You will probably enjoy this article. Apparently, elephant parenting is on yhe rise which is why you might feel out of place. http://www.valuesparenting.com/nurturing/elephants.php

Personally, I have more of a softer style (we don't punish but talk things through) and it has worked for my family and the classes I taught. Other teachers would say my class was "sweet" because I was sweet with them. My friends are amazed how emotionally sensitive our daughter is and how empathetic she is. I think that's because her feelings were validated and respected.

Janine LaTulippe said...

I totally agree with everything you've said. I think a lot of parents can't get past the word "strict". They think it means Violent and Controlling. If there are consequences in the real world, we must have consequences for our children and help them learn what happens when they don't do the right thing. That doesn't mean we don't listen to our children or allow them to express how they feel, but ultimately they are children and as parents, we know what is best for them.
Someone said that one-size-fits-all parenting doesn't work, and I agree. Different children may react differently and need more attention and patience but having clear rules and enforcing them is a universal form of discipline that works for all people, even adults.

An Almost Unschooling Mom said...

I guess we are strict. We're strict when it comes to the behaviors that matter most to us, anyway. Doug grew up in an extremely authoritarian household. As the last of seven, and with a mother widowed when I was 9...my upbringing was a good deal more lax. There were ups and downs to both styles...and I think now as parents we're somewhere in between.

min said...
This comment has been removed by the author.
Ticia said...

Amen and amen.

Though it's so very very hard.

Theresa A said...

We are pretty consistent with our rules, consequences and rewards. Since we have four that are the same age, and we are consistent, they now turn the others in if they are breaking the rules (which is another funny deterrent for them).

maryanne @ mama smiles said...

I think consistency and disciplining without anger are the two most important things in parenting. I guess we would be strict parents also by your list.

Ashley Gingher said...

My husband and I would be strict parents also, by your terms. I'm okay with that. My children are well behaved for my the most part. It is important to me that my children grow up to be responsible, respectful adults.

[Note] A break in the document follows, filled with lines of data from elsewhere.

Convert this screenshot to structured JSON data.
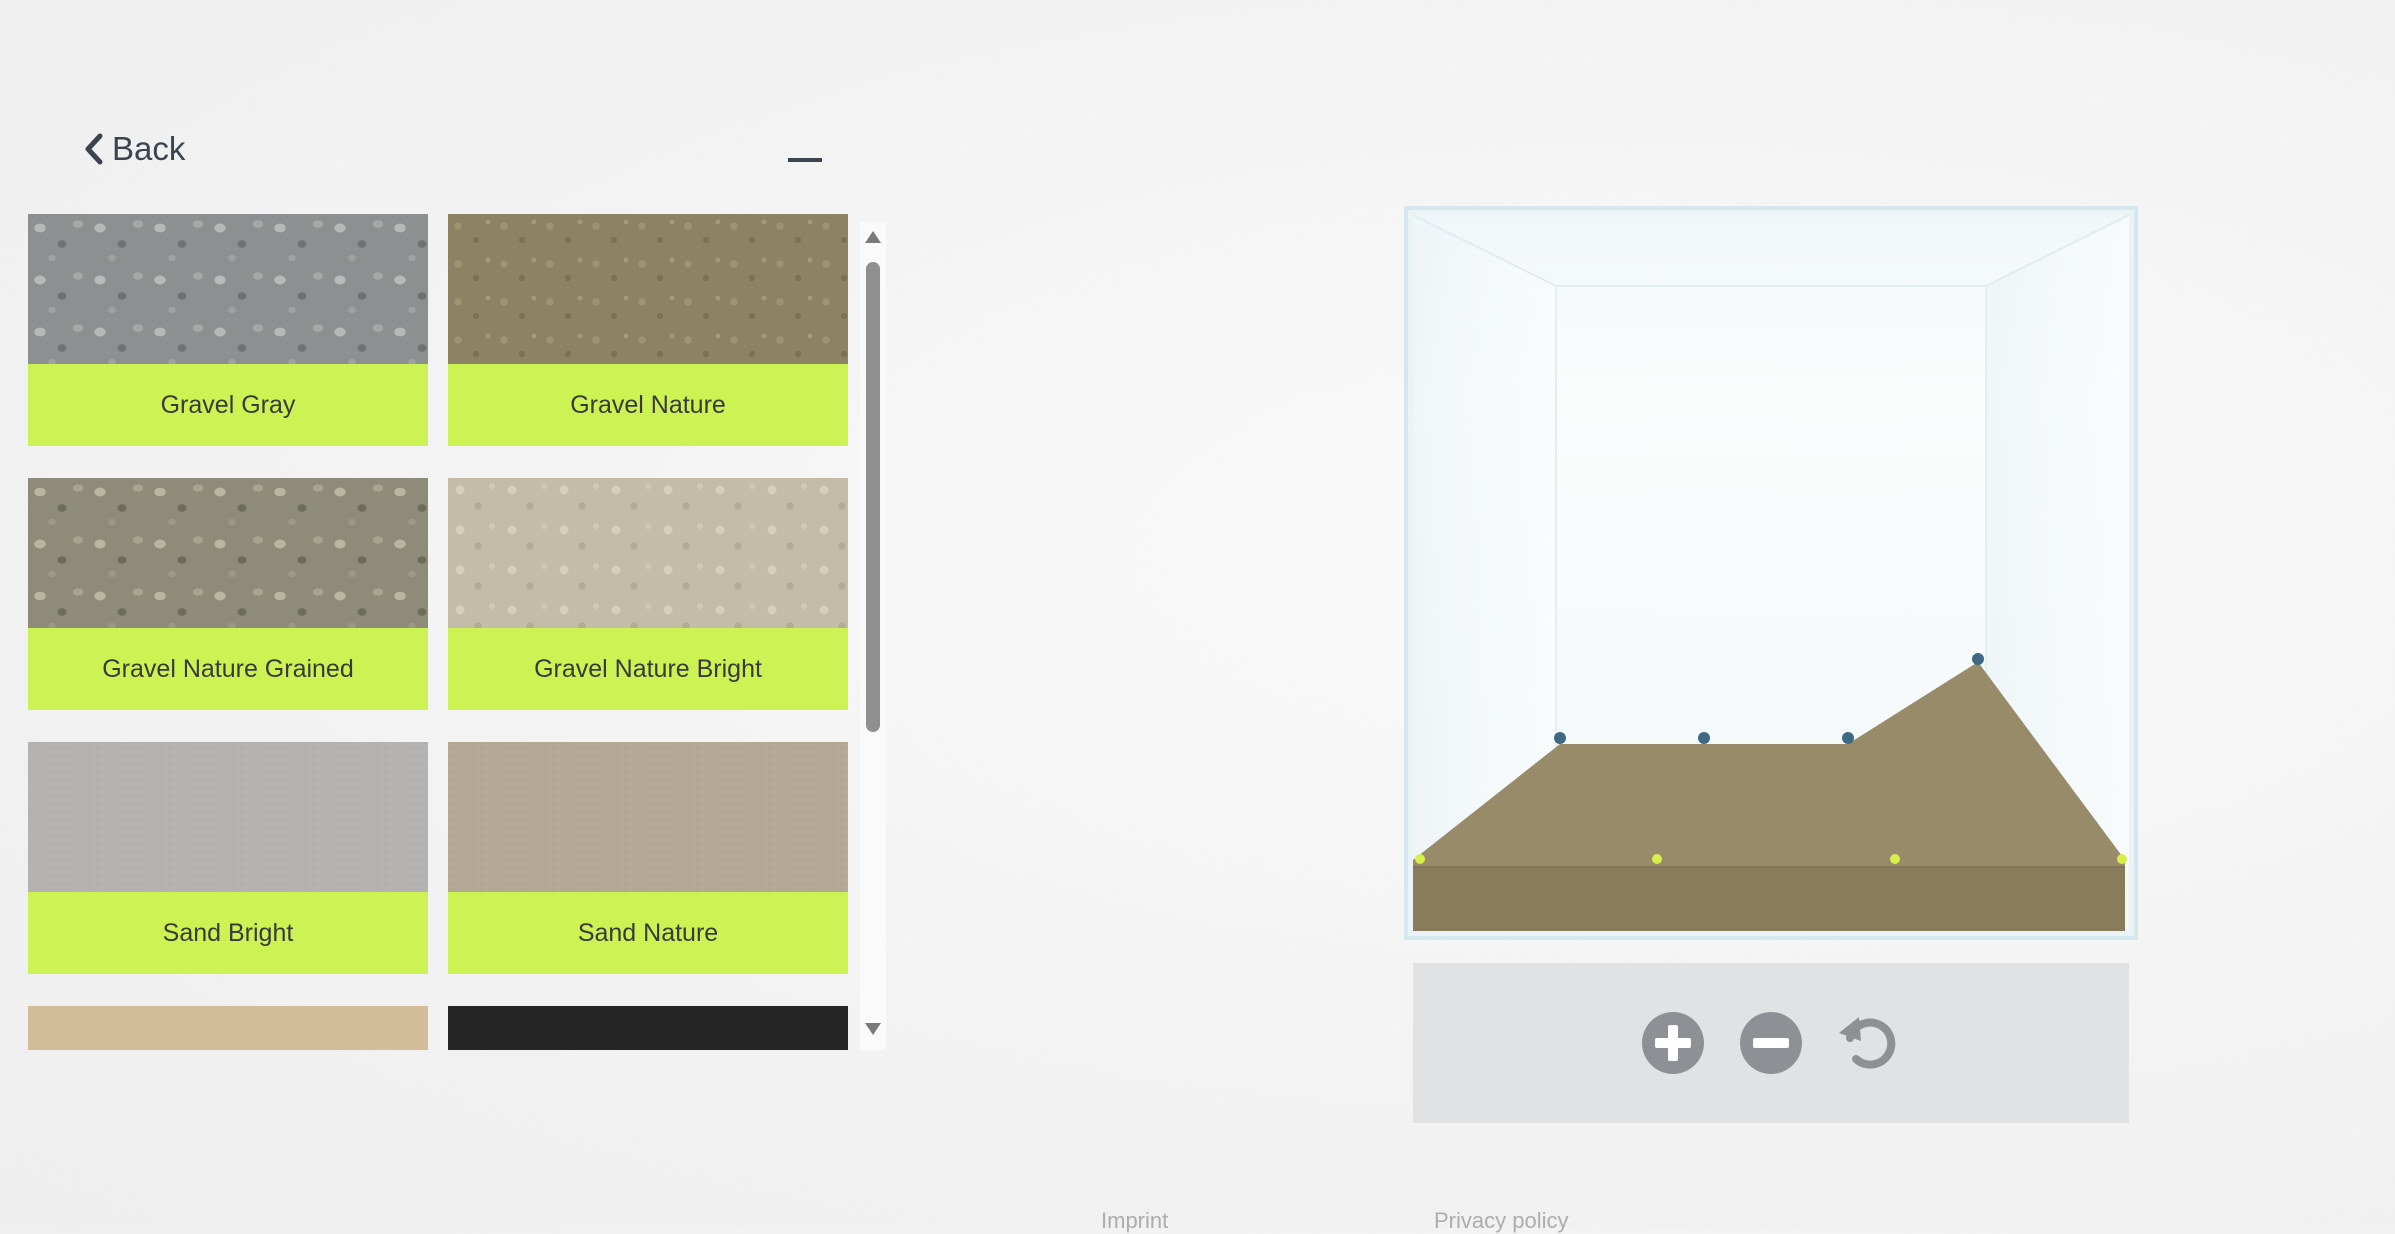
{
  "nav": {
    "back_label": "Back",
    "back_icon": "chevron-left-icon",
    "minimize_icon": "minimize-icon"
  },
  "materials": [
    {
      "label": "Gravel Gray",
      "swatch": "#8d9091"
    },
    {
      "label": "Gravel Nature",
      "swatch": "#8c8364"
    },
    {
      "label": "Gravel Nature Grained",
      "swatch": "#8e8c79"
    },
    {
      "label": "Gravel Nature Bright",
      "swatch": "#c4bca8"
    },
    {
      "label": "Sand Bright",
      "swatch": "#b4b2b0"
    },
    {
      "label": "Sand Nature",
      "swatch": "#b3a893"
    },
    {
      "label": "",
      "swatch": "#d3bd99"
    },
    {
      "label": "",
      "swatch": "#252525"
    }
  ],
  "controls": {
    "zoom_in_icon": "plus-circle-icon",
    "zoom_out_icon": "minus-circle-icon",
    "reset_icon": "reset-icon"
  },
  "footer": {
    "imprint_label": "Imprint",
    "privacy_label": "Privacy policy"
  },
  "colors": {
    "accent": "#cdf254",
    "handle_top": "#3f6885",
    "handle_bottom": "#d6ef4a",
    "substrate": "#978b6a",
    "controls_bg": "#e1e2e4",
    "control_icon": "#8d9094"
  }
}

Emma @ P is for Preschooler said...

Very well said! I do have a problem being "strict" but that's my personality. On the other hand, I don't think I let my daughter get away with things that she intentionally does wrong or that are hurtful or harmful. It sounds like you and your husband made a deliberate decision that is working well for your family - and that's all you can ask for! I've also seen parents where the kids are completely out of control and they say something like, "Honey, please stop that." Um, no. Get up and stop them!

DisneyMom said...

Amen!

We often get comments that our son is very polite. We started early with please and thank you via sign language when he was a baby and built on from there. It's just a part of who he is now.

I see a lot of people who had a very laissez faire attitude with their children when they were young really paying for it now. They let them rule the roost and they don't understand why they aren't respectful now.

We've always had high expectations, but parentings is so much easier now. This year 8/9 years old has been really wonderful.